Kiesabbau in der Region

Achtung! Lichtbildervortrag der Bürgerinitiative zu diesem Thema!

Bergbaufolgelandschaften erhöhen Landschaftsqualität


Seit Ausgabe 99/12 berichteten wir im Radeburger Anzeiger mehrfach über die Problematik Kiesabbau, unter anderem auch Beiträge von Bürgerinitiativen. "Auditur et altera pars," sagte schon der römische Dichter Seneca. "Höre auch die andere Seite!" Um zu einer objektiven Beurteilung der Vorgänge in der Laußnitzer und Radeburger Heide zu kommen, sollte, da sie es anbietet, auch die andere Seite gehört werden. In unserem Falle das Kieswerk Ottendorf-Okrilla. "Wir wollen langfristig mit Naturschutz und Bürgerinitiativen zusammenarbeiten. Dazu wollen wir zeigen, daß Bergbau nicht nur in der Inanspruchnahme von Natur besteht, sondern daß wir Bergbaufolgelandschaften schaffen, deren Qualität teilweise sogar höher ist als die vorherige," erklärt Herr Lindner, technischer Prokurist des Kieswerkes.
Dem Radeburger Anzeiger lag in den Ausgaben der Gemeinde Tauscha mit den Ortsteilen Dobra, Kleinnaundorf und Würschnitz sowie der Stadt Radeburg mit Großdittmannsdorf das Prospekt "Kiestagebaue und Natur aus zweiter Hand" bei, den das Kieswerk herausgegeben hat.
Dazu liegen jetzt Wortmeldungen vor, die wir an dieser Stelle veröffentlichen.

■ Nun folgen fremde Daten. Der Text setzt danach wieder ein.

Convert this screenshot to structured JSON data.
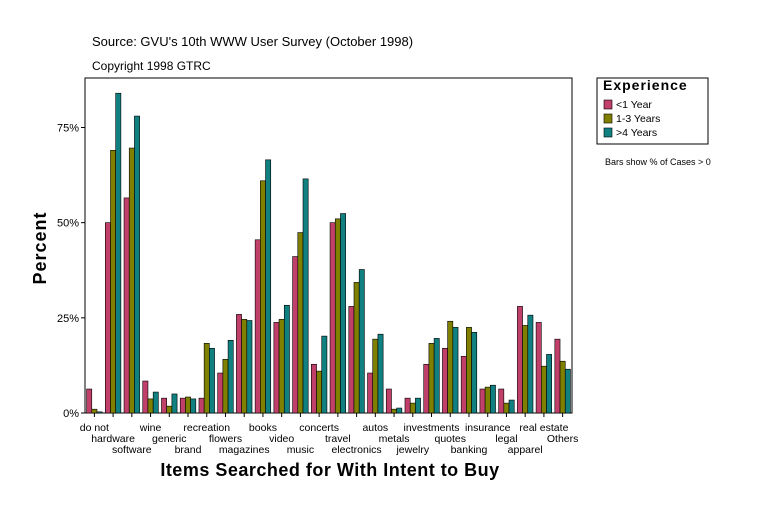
{
  "chart_data": {
    "type": "bar",
    "source": "Source: GVU's 10th WWW User Survey (October 1998)",
    "copyright": "Copyright 1998 GTRC",
    "y_label": "Percent",
    "x_label": "Items Searched for With Intent to Buy",
    "legend_title": "Experience",
    "note": "Bars show % of Cases > 0",
    "categories": [
      "do not",
      "hardware",
      "software",
      "wine",
      "generic",
      "brand",
      "recreation",
      "flowers",
      "magazines",
      "books",
      "video",
      "music",
      "concerts",
      "travel",
      "electronics",
      "autos",
      "metals",
      "jewelry",
      "investments",
      "quotes",
      "banking",
      "insurance",
      "legal",
      "apparel",
      "real estate",
      "Others"
    ],
    "series": [
      {
        "name": "<1 Year",
        "color": "#c0406a",
        "values": [
          6.3,
          50,
          56.5,
          8.4,
          3.9,
          3.9,
          3.9,
          10.5,
          25.9,
          45.5,
          23.8,
          41.1,
          12.8,
          50,
          28,
          10.5,
          6.3,
          3.9,
          12.8,
          17,
          14.9,
          6.3,
          6.3,
          28,
          23.8,
          19.4
        ]
      },
      {
        "name": "1-3 Years",
        "color": "#808000",
        "values": [
          1.0,
          69,
          69.6,
          3.7,
          1.8,
          4.2,
          18.3,
          14.1,
          24.6,
          61,
          24.6,
          47.4,
          11,
          51,
          34.3,
          19.4,
          1.0,
          2.6,
          18.3,
          24.1,
          22.5,
          6.8,
          2.6,
          23,
          12.3,
          13.6
        ]
      },
      {
        "name": ">4 Years",
        "color": "#108080",
        "values": [
          0.3,
          84,
          78,
          5.5,
          5,
          3.7,
          17,
          19.1,
          24.3,
          66.5,
          28.3,
          61.5,
          20.2,
          52.4,
          37.7,
          20.7,
          1.3,
          3.9,
          19.6,
          22.5,
          21.2,
          7.3,
          3.4,
          25.7,
          15.4,
          11.5
        ]
      }
    ],
    "ylim": [
      0,
      88
    ],
    "yticks": [
      {
        "value": 0,
        "label": "0%"
      },
      {
        "value": 25,
        "label": "25%"
      },
      {
        "value": 50,
        "label": "50%"
      },
      {
        "value": 75,
        "label": "75%"
      }
    ],
    "grid": false,
    "legend": "right"
  }
}
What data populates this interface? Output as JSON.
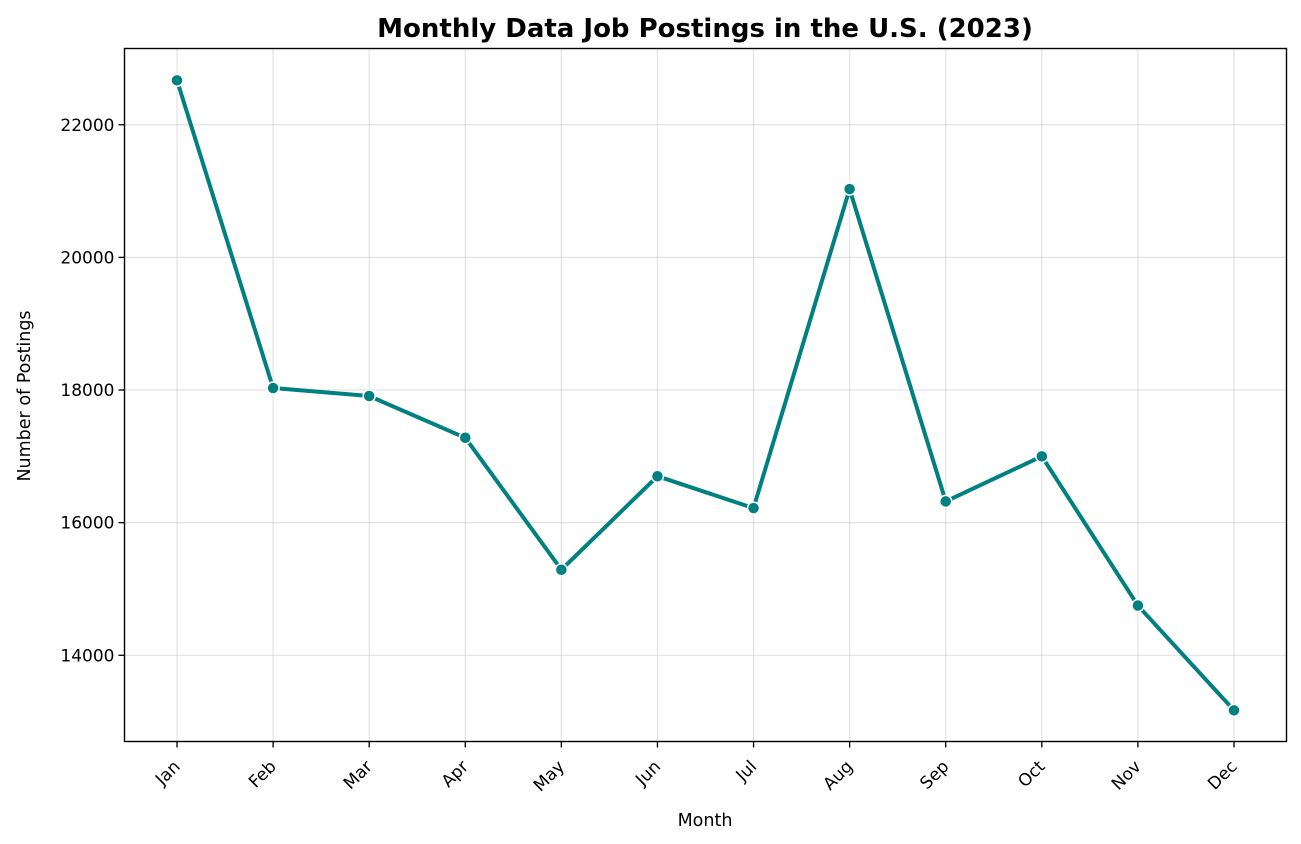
{
  "chart_data": {
    "type": "line",
    "title": "Monthly Data Job Postings in the U.S. (2023)",
    "xlabel": "Month",
    "ylabel": "Number of Postings",
    "categories": [
      "Jan",
      "Feb",
      "Mar",
      "Apr",
      "May",
      "Jun",
      "Jul",
      "Aug",
      "Sep",
      "Oct",
      "Nov",
      "Dec"
    ],
    "series": [
      {
        "values": [
          22670,
          18030,
          17910,
          17280,
          15290,
          16700,
          16220,
          21030,
          16320,
          17000,
          14750,
          13170
        ]
      }
    ],
    "yticks": [
      14000,
      16000,
      18000,
      20000,
      22000
    ],
    "ylim": [
      12700,
      23150
    ],
    "grid": true,
    "line_color": "#008080",
    "marker": "circle",
    "x_tick_rotation": 45
  }
}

Sagen Sie uns Ihre Meinung zu diesem Thema.

„Natur aus zweiter Hand“ kein Ersatz für Moorflächen

Eine bunt bebilderte Hochglanzbroschüre des Kieswerkes Ottendorf-Okrilla wirbt nun für die Erweiterung des Kiesabbaues in der Laußnitzer Heide. Text und Fotos sollen glauben machen, wie wertvoll doch die von den Baggern hinterlassene Landschaft sein wird. Abgesehen davon, daß der abgebildete "Grasfrosch" eine Erdkröte ist und das "Leimkraut" Leinkraut (oder Frauenflachs) heißt, handelt es sich bei den abgelichteten Pflanzen wie Johanniskraut, Ginster, Silbergras, Rohrkolben um Allerweltsarten, die weit verbreitet und vielerorts sogar häufig zu finden sind. Die Artenvielfalt des "unmittelbar westlich des Tagebaues" gelegenen Naturschutzgebietes "Moorwald am Pechfluß" besteht gegenwärtig nur deshalb, weil eben der Kiestagebau sich noch (!) in respektabler Entfernung hält. Verschwiegen wird tunlichst, was eigentlich auf dem Spiele steht: 9 km2 (!) Waldfläche (wobei die sächsische Staatsregierung doch eigentlich den Waldanteil in Sachsen erhöhen will) und hervorragende Naturobjekte wie der bereits genannte Moorwald am Pechfluß Medingen, die Waldmoore Großdittmannsdorf, der Töpfergrund. Selbst wenn der Kiesabbau diese Flächen nicht direkt berühren sollte, so hätte die Kiesabbaggerung in unmittelbarer Nähe für die Moorbiotope vernichtende Störungen des Wasserhaushaltes zur Folge. Die vom Kieswerk versprochene "Natur aus zweiter Hand" wiegt die Verluste in keiner Weise auf. Baggerseen, Ödland (Sukzessionsflächen) und Waldanpflanzungen können über all entstehen, auch auf Äckern. Das zeigen die in vielen Teilen unseres Landes entstandenen Restlöcher und stillgelegten Tagebaue. Die Wälder und vor allem die Moore der Laußnitzer Heide hingegen sind Unikate, die weit und breit ihresgleichen suchen. Hier lebende seltene Tier- und Pflanzenarten sind für Sachsen und ganz Deutschland von Bedeutung. Sonnentau, Kreuzotter, Rauhfuß- und Sperlingskauz, bestimmte Libellen- und Wasserkäferarten überleben den Kiesabbau eben nicht und werden sich auch nicht wieder ansiedeln! Ebenso wenig wie die Moore und Moorwälder, die Jahrtausende zu ihrer Entstehung benötigten, die zu den gefährdetsten und seltensten Biotoptypen in Mitteleuropa gehören und deren Flächenanteile sich in Sachsen im Promillebereich bewegen. Sorgen wir dafür, daß sie der Nachwelt erhalten bleiben, indem wir die vom Kiesabbau bedrohten Flächen reduzieren und die besonders sensiblen Bereiche gänzlich aussparen.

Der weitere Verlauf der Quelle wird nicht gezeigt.